Below are a few questions we ask ourselves and our clients to tune us for the task at hand:

  1. What is the context surrounding the issue we’re discussing?  Risk and opportunity do not present in a vacuum. Broader issues are at play. Are you facing a business cliff, or massive strategic opportunity? Is your back against a wall and you need this deal to go through? Are key relationships at stake and worth compromising to preserve? How is the business doing, overall?
  2. From what position are we starting?  Are we being asked to create a template that will scale up with a new offering? Are comparable transactional templates available? Are we able to red-line a draft from the counter-party? Different starting points present different cost structures and timelines.
  3. What are your high level concerns and objectives? This may seem obvious, however, I’m still surprised how seldom counsel checks in with the client to understand key concerns. Clients are most knowledgeable of the broader context, their own business and the dynamics of the negotiation. Without this information, the attorney is flying without instruments.

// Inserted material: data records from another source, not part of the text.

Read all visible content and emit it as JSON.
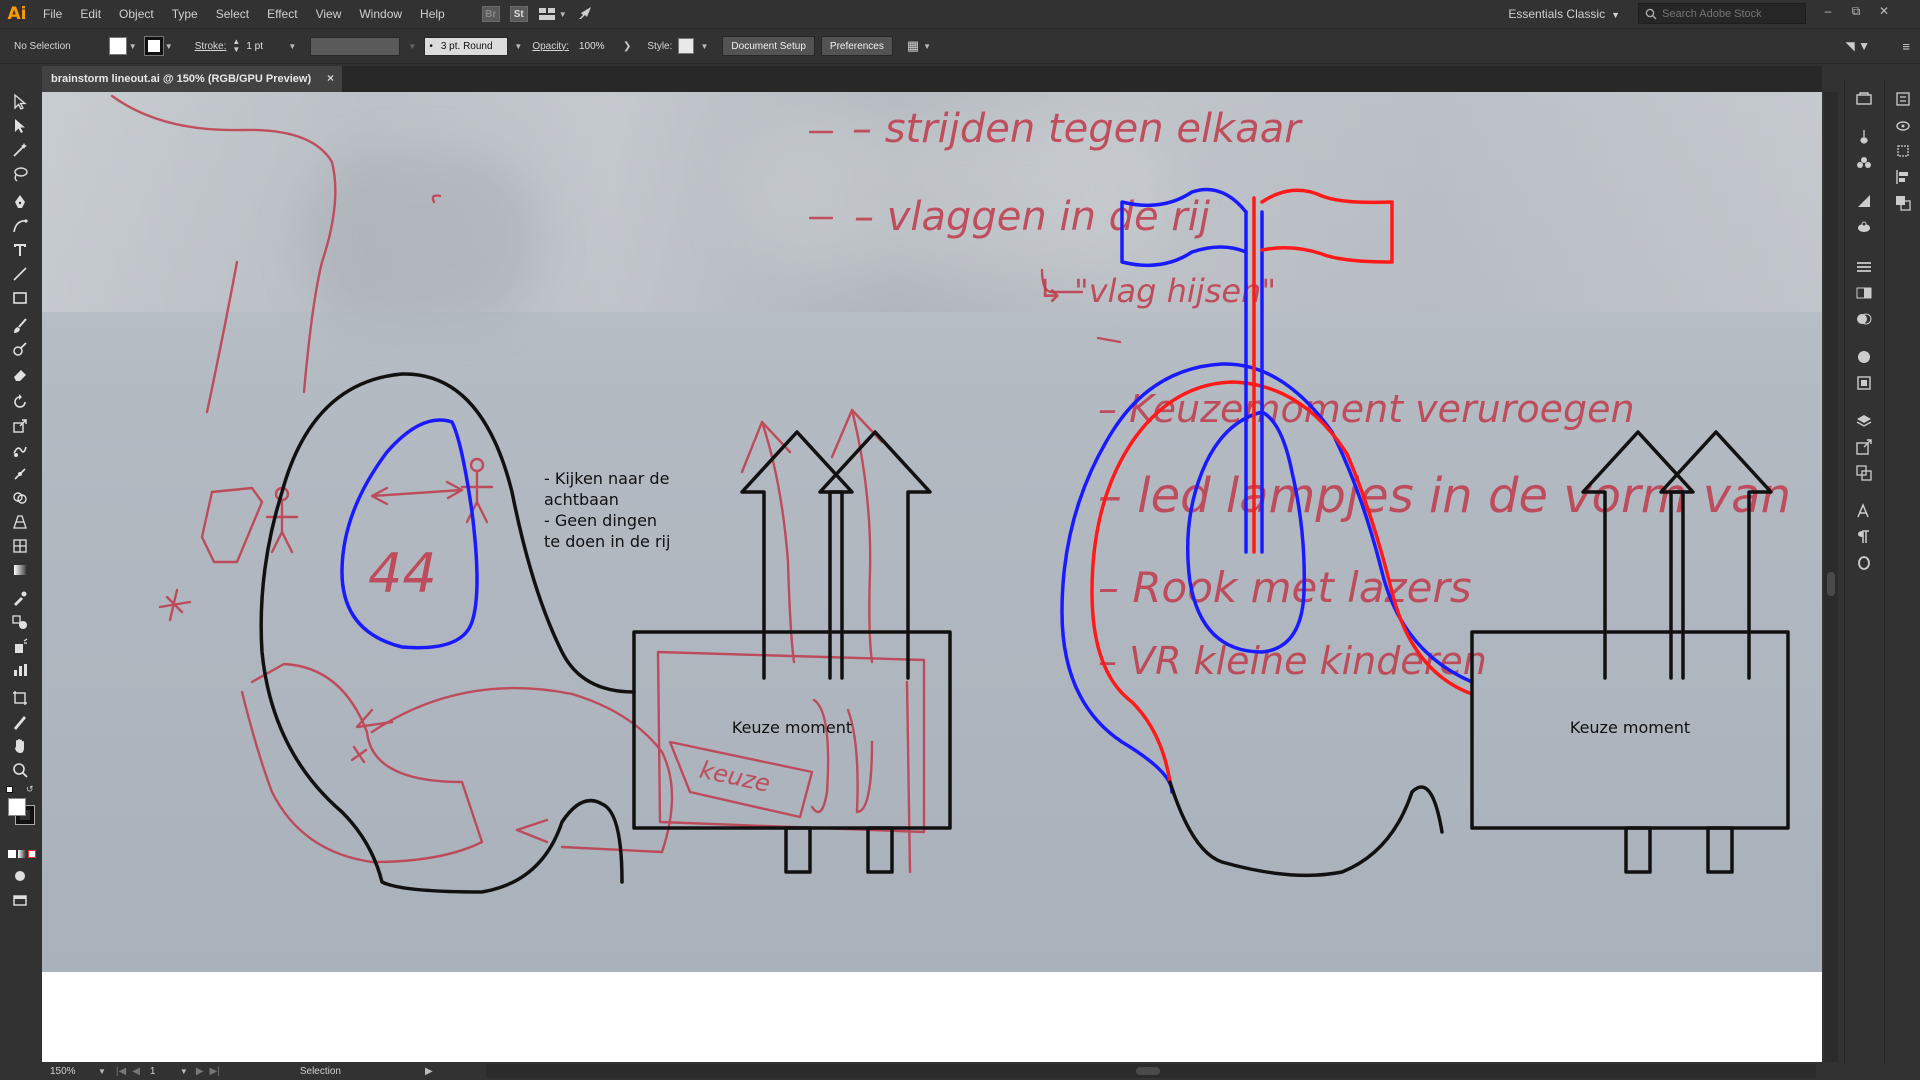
{
  "app": {
    "logo": "Ai",
    "accent": "#ff9a00"
  },
  "menu": [
    "File",
    "Edit",
    "Object",
    "Type",
    "Select",
    "Effect",
    "View",
    "Window",
    "Help"
  ],
  "menu_icons": {
    "bridge": "Br",
    "stock": "St",
    "arrange": "arrange-documents-icon",
    "gpu": "rocket-icon"
  },
  "workspace": "Essentials Classic",
  "search": {
    "placeholder": "Search Adobe Stock"
  },
  "controlbar": {
    "selection": "No Selection",
    "stroke_label": "Stroke:",
    "stroke_value": "1 pt",
    "brush": "3 pt. Round",
    "opacity_label": "Opacity:",
    "opacity_value": "100%",
    "style_label": "Style:",
    "document_setup": "Document Setup",
    "preferences": "Preferences"
  },
  "document": {
    "tab_title": "brainstorm lineout.ai @ 150% (RGB/GPU Preview)",
    "close": "×"
  },
  "artboard": {
    "notes": "- Kijken naar de\nachtbaan\n- Geen dingen\nte doen in de rij",
    "box_left_label": "Keuze moment",
    "box_right_label": "Keuze moment",
    "handwriting": {
      "line1": "– strijden tegen elkaar",
      "line2": "– vlaggen in de rij",
      "line3": "↳ \"vlag hijsen\"",
      "line4": "– Keuzemoment veruroegen",
      "line5": "– led lampjes in de vorm van",
      "line6": "– Rook met lazers",
      "line7": "– VR kleine kinderen",
      "number": "44",
      "keuze": "keuze"
    }
  },
  "colors": {
    "ink_red": "#c0394a",
    "vector_blue": "#1a1aff",
    "vector_red": "#ff1a1a",
    "vector_black": "#111111"
  },
  "status": {
    "zoom": "150%",
    "page": "1",
    "tool": "Selection"
  }
}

  4. Where are we in the negotiation timeline?  I like to ask this question as follows: “Are you asking me for an 11th hour review?” In other words, are we pulling up to the closing table and just looking out for major deal-breakers or red flags? Are we trying to raise awareness but we understand we’ll have little opportunity to request changes…at least not without jeopardizing the deal? This question fundamentally helps the attorney understand what, if any, bargaining leverage we have in requesting changes in a red-line. It’s a pet peeve of mine when an attorney red-lines each and every section of an agreement as if on a quest for technical and substantive perfection…one-party optimization.  This just does not reflect a balanced or real-world understanding of business negotiation. Parties interested in consummating a deal both give and take. It is the balance of compromise between the parties that determines how healthy a deal is and how likely both sides are to remain committed to it. I’ve seen time and again when a document replete with red-line edits grinds a negotiation to a halt, often over details that are esoteric and even academic to the parties business interests.
  5. Similar to the last question, are we “papering” an agreement already reached, or are we carving a statue from raw stone? In other words, have all material terms been discussed and negotiated by the parties or are we proposing terms for the negotiation that follows? The answer to this question fundamentally and significantly impacts how the attorney approaches her task and her perspective. Attempting to propose new terms in a negotiation that simply needs to be documented can lead to the breakdown of a negotiation. I’ve seen parties allege bad faith when the attorney for one party unwittingly raised new concerns and terms when the parties thought they had negotiated the 4 corners of the deal.

As always, clear documents support productive relationships. Good documents require clear, consistent and engaged communication between client and attorney. Clear strategic advice requires consistent communication even more so . Both sides need to develop trust between one another.  It’s neither an efficient use of client dollars, nor a good use of an attorney’s time to fly blind in supporting a client transaction. Offering value-add legal services requires that the attorney be kept in the loop and privy to the direct and indirect factors that influence negotiations.